"Misja ambasadora" rozpoczyna trylogię zdrajcy, cykl będący kontynuacją trylogii czarnego maga. Mamy tu trzy równoległe i przeplatające się wątki dotyczące: misji Ambasadora Dannyla i jego pomocnika Lorkina, spraw Gildii Magów i Złodzieja Cery'ego.
Po ulicach Imardinu grasuje tajemniczy zabójca Złodziei - dziki mag, zabija prawie całą rodzinę Cery'ego. Gildia ma swoje problemy, młodzi magowie i nowicjusze uzależniają się od nilu, niebezpiecznego narkotyku. Mistrz Dannyl, chcąc poznać nieznane karty historii magii, zostaje Ambasadorem w Sachace, krainie Czarnych Magów, magów władających monstrualną mocą. Jego pomocnikiem zostaje mistrz Lorkin, syn Sonei.
Autorka nie ma daru do kreowania ciekawych postaci.
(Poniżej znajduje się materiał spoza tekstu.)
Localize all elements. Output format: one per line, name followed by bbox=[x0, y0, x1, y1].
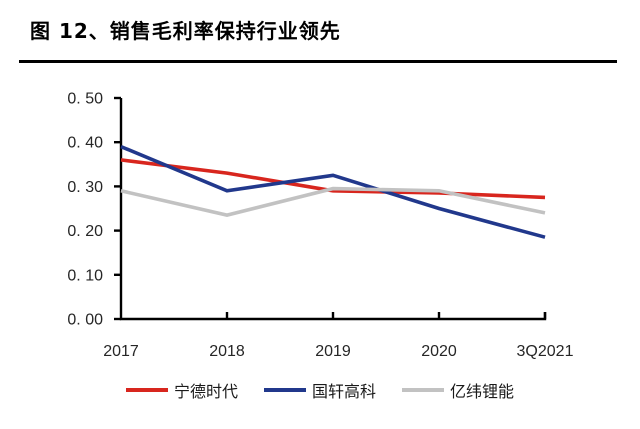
legend-item-catl: 宁德时代 bbox=[125, 378, 238, 402]
series-line-2 bbox=[120, 186, 546, 217]
legend-line-blue bbox=[263, 388, 306, 392]
y-tick-label: 0. 10 bbox=[67, 267, 103, 284]
legend-label-guoxuan: 国轩高科 bbox=[311, 382, 376, 401]
y-tick-label: 0. 20 bbox=[67, 223, 103, 240]
chart-legend: 宁德时代 国轩高科 亿纬锂能 bbox=[0, 378, 640, 402]
y-tick-label: 0. 50 bbox=[67, 91, 103, 108]
legend-item-guoxuan: 国轩高科 bbox=[263, 378, 376, 402]
axis-lines bbox=[119, 98, 547, 321]
y-tick-label: 0. 00 bbox=[67, 312, 103, 329]
y-tick-label: 0. 40 bbox=[67, 135, 103, 152]
figure-title: 图 12、销售毛利率保持行业领先 bbox=[30, 19, 341, 43]
x-tick-label: 2020 bbox=[421, 343, 457, 360]
x-tick-label: 2017 bbox=[103, 343, 139, 360]
x-tick-label: 3Q2021 bbox=[517, 343, 574, 360]
title-divider bbox=[19, 60, 617, 63]
x-tick-label: 2019 bbox=[315, 343, 351, 360]
legend-label-catl: 宁德时代 bbox=[173, 382, 238, 401]
series-line-1 bbox=[120, 144, 546, 239]
series-line-0 bbox=[120, 158, 546, 200]
y-tick-label: 0. 30 bbox=[67, 179, 103, 196]
legend-line-gray bbox=[402, 388, 444, 392]
legend-label-eve: 亿纬锂能 bbox=[450, 382, 515, 401]
legend-item-eve: 亿纬锂能 bbox=[402, 378, 514, 402]
x-tick-label: 2018 bbox=[209, 343, 245, 360]
legend-line-red bbox=[125, 388, 168, 392]
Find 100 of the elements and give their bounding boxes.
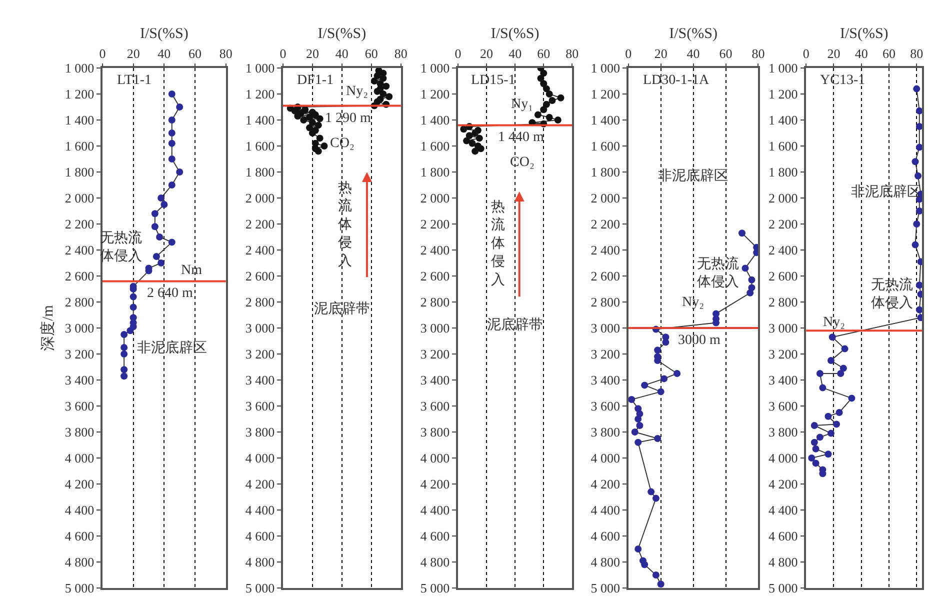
x-tick-label: 60 (188, 46, 202, 62)
x-tick-label: 40 (335, 46, 348, 62)
y-tick-label: 3 400 (64, 372, 94, 388)
point (631, 428, 638, 436)
point (316, 134, 324, 142)
y-tick-label: 3 000 (245, 320, 275, 336)
point (314, 148, 322, 155)
annotation: CO₂ (330, 136, 354, 151)
point (634, 546, 642, 552)
point (840, 364, 847, 372)
y-tick-label: 3 200 (245, 346, 275, 362)
x-tick-label: 40 (508, 46, 522, 62)
point (472, 148, 479, 155)
y-tick-label: 1 000 (245, 60, 275, 76)
x-tick-label: 80 (752, 46, 765, 62)
y-tick-label: 1 400 (768, 112, 798, 128)
point (660, 375, 668, 382)
point (548, 97, 556, 104)
point (306, 114, 314, 121)
ref-line-label: 3000 m (678, 333, 720, 348)
y-tick-label: 2 200 (245, 216, 275, 232)
point (540, 80, 548, 88)
point (460, 126, 468, 133)
y-tick-label: 3 000 (590, 320, 620, 336)
point (654, 435, 662, 442)
y-tick-label: 1 400 (64, 112, 94, 128)
x-tick-label: 0 (454, 46, 462, 62)
y-tick-label: 2 600 (768, 268, 798, 284)
point (156, 234, 164, 240)
point (320, 142, 328, 150)
y-tick-label: 4 200 (590, 476, 620, 492)
y-tick-label: 4 800 (64, 554, 94, 570)
y-tick-label: 1 400 (420, 112, 450, 128)
point (652, 494, 660, 502)
point (827, 430, 834, 437)
point (841, 345, 848, 352)
y-tick-label: 4 000 (245, 450, 275, 466)
point (158, 260, 165, 266)
y-tick-label: 1 200 (245, 86, 275, 102)
y-tick-label: 1 600 (768, 138, 798, 154)
point (534, 111, 542, 118)
point (912, 241, 919, 248)
x-axis-title: I/S(%S) (669, 26, 718, 42)
y-tick-label: 4 400 (768, 502, 798, 518)
point (463, 137, 470, 144)
y-tick-label: 2 000 (420, 190, 450, 206)
y-tick-label: 5 000 (245, 580, 275, 596)
x-tick-label: 0 (99, 46, 106, 62)
point (746, 289, 754, 296)
point (151, 223, 158, 230)
x-tick-label: 0 (280, 46, 286, 62)
annotation: Ny₁ (511, 97, 533, 112)
point (913, 220, 920, 228)
point (810, 438, 818, 446)
x-tick-label: 20 (306, 46, 319, 62)
x-axis-title: I/S(%S) (490, 26, 540, 42)
point (472, 130, 479, 136)
y-tick-label: 3 600 (590, 398, 620, 414)
point (306, 124, 314, 132)
y-tick-label: 3 000 (420, 320, 450, 336)
point (812, 445, 820, 452)
y-tick-label: 2 400 (64, 242, 94, 258)
x-tick-label: 80 (566, 46, 579, 62)
y-tick-label: 4 000 (420, 450, 450, 466)
y-axis-title: 深度/m (40, 304, 57, 351)
point (808, 454, 816, 462)
x-tick-label: 40 (686, 46, 700, 62)
y-tick-label: 2 000 (64, 190, 94, 206)
point (130, 304, 137, 311)
annotation: Nm (181, 263, 202, 278)
x-tick-label: 60 (719, 46, 732, 62)
point (819, 384, 826, 392)
y-tick-label: 1 600 (420, 138, 450, 154)
point (816, 434, 824, 441)
point (648, 488, 655, 496)
y-tick-label: 3 600 (768, 398, 798, 414)
y-tick-label: 2 400 (768, 242, 798, 258)
y-tick-label: 2 400 (245, 242, 275, 258)
y-tick-label: 1 200 (590, 86, 620, 102)
y-tick-label: 5 000 (420, 580, 450, 596)
x-tick-label: 20 (126, 46, 140, 62)
point (738, 230, 746, 237)
ref-line-label: 1 290 m (325, 111, 371, 126)
y-tick-label: 5 000 (590, 580, 620, 596)
annotation: 无热流体侵入 (697, 256, 739, 290)
y-tick-label: 4 400 (590, 502, 620, 518)
y-tick-label: 2 800 (64, 294, 94, 310)
x-axis-title: I/S(%S) (318, 26, 366, 42)
y-tick-label: 2 600 (64, 268, 94, 284)
point (848, 394, 856, 402)
y-tick-label: 3 600 (64, 398, 94, 414)
y-tick-label: 2 200 (420, 216, 450, 232)
annotation: Ny₂ (346, 84, 368, 99)
y-tick-label: 5 000 (768, 580, 798, 596)
point (546, 114, 553, 121)
y-tick-label: 4 800 (245, 554, 275, 570)
point (120, 350, 128, 358)
y-tick-label: 3 800 (420, 424, 450, 440)
point (916, 144, 922, 151)
x-tick-label: 80 (219, 46, 232, 62)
Są nijakie, przeciętne, rzadko różnią się między sobą.
Dialogi także są słabe, każda z postaci mówi w bardzo podobny sposób, czasem pisarka wkłada w ich usta czerstwy humor.
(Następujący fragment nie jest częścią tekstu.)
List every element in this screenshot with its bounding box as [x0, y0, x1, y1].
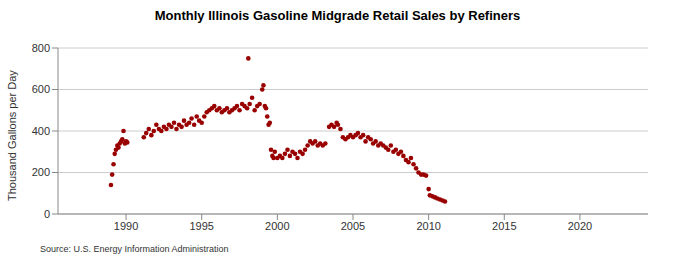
svg-text:0: 0: [44, 208, 50, 220]
svg-text:2020: 2020: [568, 220, 592, 232]
svg-text:800: 800: [32, 42, 50, 54]
svg-text:200: 200: [32, 166, 50, 178]
svg-text:2015: 2015: [492, 220, 516, 232]
svg-text:Thousand Gallons per Day: Thousand Gallons per Day: [8, 70, 18, 201]
svg-text:400: 400: [32, 125, 50, 137]
svg-text:1990: 1990: [114, 220, 138, 232]
svg-text:2000: 2000: [265, 220, 289, 232]
html-text:Source: U.S. Energy Informatio: Source: U.S. Energy Information Administ…: [40, 244, 229, 254]
svg-text:1995: 1995: [189, 220, 213, 232]
svg-text:600: 600: [32, 83, 50, 95]
svg-text:2005: 2005: [341, 220, 365, 232]
svg-text:2010: 2010: [416, 220, 440, 232]
html-text:Monthly Illinois Gasoline Midg: Monthly Illinois Gasoline Midgrade Retai…: [154, 8, 521, 23]
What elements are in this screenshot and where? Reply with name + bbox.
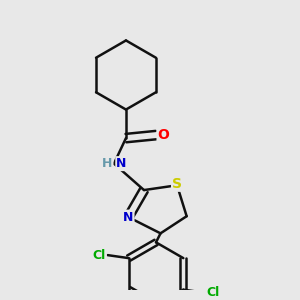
- Text: N: N: [116, 157, 127, 170]
- Text: N: N: [123, 211, 134, 224]
- Text: S: S: [172, 177, 182, 191]
- Text: O: O: [158, 128, 169, 142]
- Text: H: H: [102, 157, 112, 170]
- Text: Cl: Cl: [206, 286, 219, 299]
- Text: Cl: Cl: [93, 249, 106, 262]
Trudi Canavan posługuje się prostym językiem, powieści brak klimatu, cienia poetyckości.
Akcja toczy się dosyć wolno, a napięcie jest nikłe.
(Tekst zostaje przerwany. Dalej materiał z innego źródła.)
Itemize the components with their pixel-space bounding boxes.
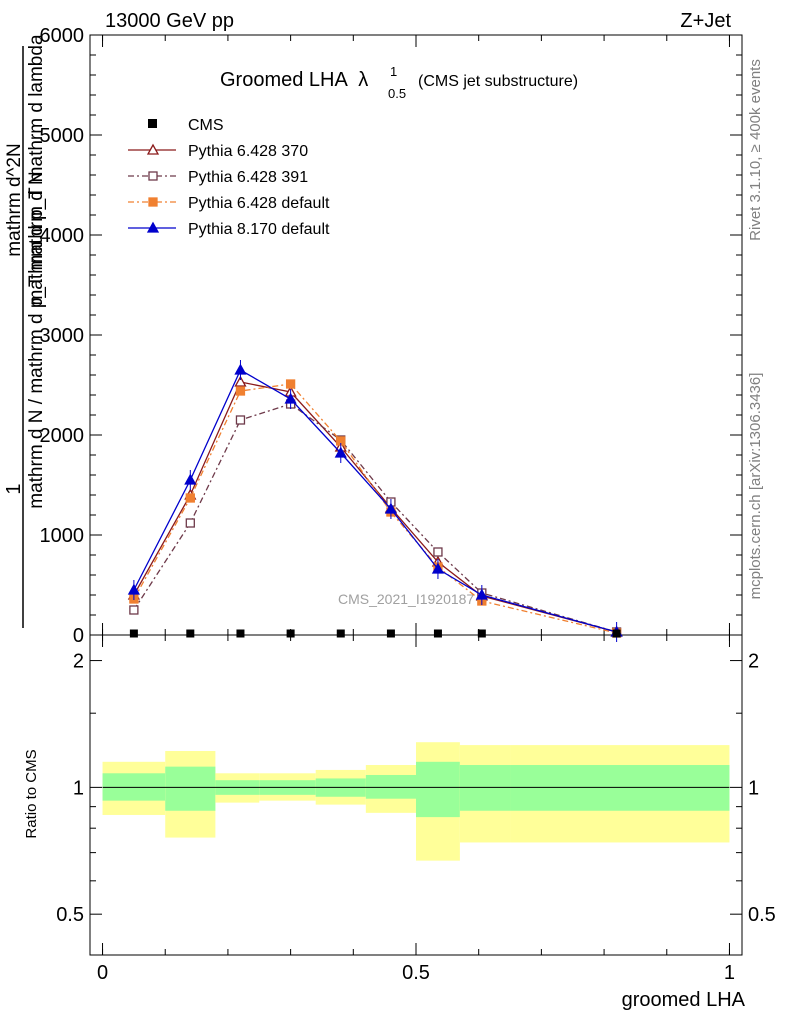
ratio-band-inner	[459, 765, 511, 811]
legend-entry: Pythia 6.428 default	[128, 195, 330, 212]
y-tick-label: 3000	[40, 325, 85, 347]
ratio-band-inner	[510, 765, 730, 811]
legend-marker	[148, 171, 158, 181]
ratio-tick-label-right: 1	[748, 777, 759, 799]
series-point	[235, 415, 246, 425]
y-tick-label: 5000	[40, 125, 85, 147]
ratio-y-axis-label: Ratio to CMS	[23, 749, 40, 838]
series-point	[185, 493, 195, 503]
legend-entry: Pythia 6.428 370	[128, 143, 308, 160]
legend-marker	[146, 221, 160, 233]
series-point	[475, 588, 488, 600]
y-axis-label-top: mathrm d^2N	[4, 143, 25, 256]
legend-label: Pythia 6.428 370	[188, 143, 308, 160]
ratio-tick-label-left: 0.5	[56, 904, 84, 926]
legend-marker	[146, 143, 160, 155]
cms-point	[386, 629, 395, 638]
chart-title-sub: 0.5	[388, 86, 406, 101]
y-axis-label-denominator: mathrm d N / mathrm d p_T mathrm d N	[26, 171, 47, 509]
mcplots-label: mcplots.cern.ch [arXiv:1306.3436]	[747, 373, 764, 600]
cms-data-points	[129, 629, 621, 638]
legend: CMS Pythia 6.428 370 Pythia 6.428 391 Pythi…	[128, 117, 330, 238]
series-point	[185, 518, 195, 528]
ratio-tick-label-left: 1	[73, 777, 84, 799]
series-point	[433, 547, 443, 557]
y-tick-label: 1000	[40, 525, 85, 547]
chart-title-main: Groomed LHA	[220, 69, 348, 91]
ratio-tick-label-right: 0.5	[748, 904, 776, 926]
cms-point	[477, 629, 486, 638]
chart-title-suffix: (CMS jet substructure)	[418, 73, 578, 90]
cms-point	[612, 629, 621, 638]
cms-point	[286, 629, 295, 638]
series-point	[334, 446, 347, 458]
y-axis-label-numerator: 1	[3, 483, 25, 494]
svg-text:Groomed LHA λ: Groomed LHA λ	[220, 69, 368, 91]
y-tick-label: 6000	[40, 25, 85, 47]
series-point	[184, 473, 197, 485]
cms-point	[129, 629, 138, 638]
legend-entry: Pythia 6.428 391	[128, 169, 308, 186]
ratio-uncertainty-bands	[102, 742, 730, 861]
y-axis-label-mid: mathrm d p_T mathrm d lambda	[26, 34, 47, 305]
series-point	[384, 502, 398, 514]
ratio-band-inner	[365, 774, 416, 799]
series-point	[129, 605, 139, 615]
legend-label: Pythia 6.428 391	[188, 169, 308, 186]
legend-marker	[148, 197, 158, 207]
cms-point	[236, 629, 245, 638]
series-point	[235, 386, 246, 396]
ratio-tick-label-right: 2	[748, 651, 759, 673]
header-process-label: Z+Jet	[680, 10, 731, 32]
legend-entry: Pythia 8.170 default	[128, 221, 330, 238]
x-tick-label: 0	[97, 962, 108, 984]
chart-title-symbol: λ	[358, 69, 368, 91]
chart-title-sup: 1	[390, 64, 397, 79]
x-tick-label: 1	[724, 962, 735, 984]
series-point	[234, 375, 247, 387]
series-point	[127, 583, 140, 595]
legend-marker	[148, 119, 157, 128]
header-collision-label: 13000 GeV pp	[105, 10, 234, 32]
series-point	[234, 363, 247, 375]
y-axis-label: 1 mathrm d N / mathrm d p_T mathrm d N m…	[3, 34, 47, 628]
x-axis-label: groomed LHA	[622, 989, 746, 1011]
legend-label: CMS	[188, 117, 224, 134]
legend-entry: CMS	[148, 117, 224, 134]
ratio-band-inner	[416, 761, 460, 818]
ratio-band-inner	[165, 766, 216, 811]
legend-label: Pythia 8.170 default	[188, 221, 330, 238]
y-tick-label: 2000	[40, 425, 85, 447]
y-tick-label: 4000	[40, 225, 85, 247]
series-point	[431, 562, 445, 574]
cms-point	[433, 629, 442, 638]
cms-point	[336, 629, 345, 638]
analysis-watermark: CMS_2021_I1920187	[338, 591, 474, 607]
y-tick-label: 0	[73, 625, 84, 647]
legend-label: Pythia 6.428 default	[188, 195, 330, 212]
axis-ticks: 0 0.5 1 0 1000 2000 3000 4000 5000 6000 0.5 0.5 1 1 2 2	[40, 25, 776, 984]
series-point	[284, 392, 297, 404]
ratio-tick-label-left: 2	[73, 651, 84, 673]
rivet-version-label: Rivet 3.1.10, ≥ 400k events	[747, 59, 764, 241]
chart-title: Groomed LHA λ 1 0.5 (CMS jet substructur…	[220, 64, 578, 101]
series-point	[285, 379, 296, 389]
cms-point	[186, 629, 195, 638]
x-tick-label: 0.5	[402, 962, 430, 984]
Wykreowana przez autorkę przestrzeń opisana jest bardzo ogólnie, mamy bardzo mało nazw miast, krain, czy kierunku w którym zmierzają bohaterowie.
Atutem jest nazewnictwo, łatwo ujrzeć w nim pewien styl, który może się podobać.
Powieść nie należy do literatury wybitnej, właściwie brak tu przemyśleń, odkrywczych myśli.
Raczej nie polecam tej prawie sześciuset-stronicowej powieści stawiam 6/10.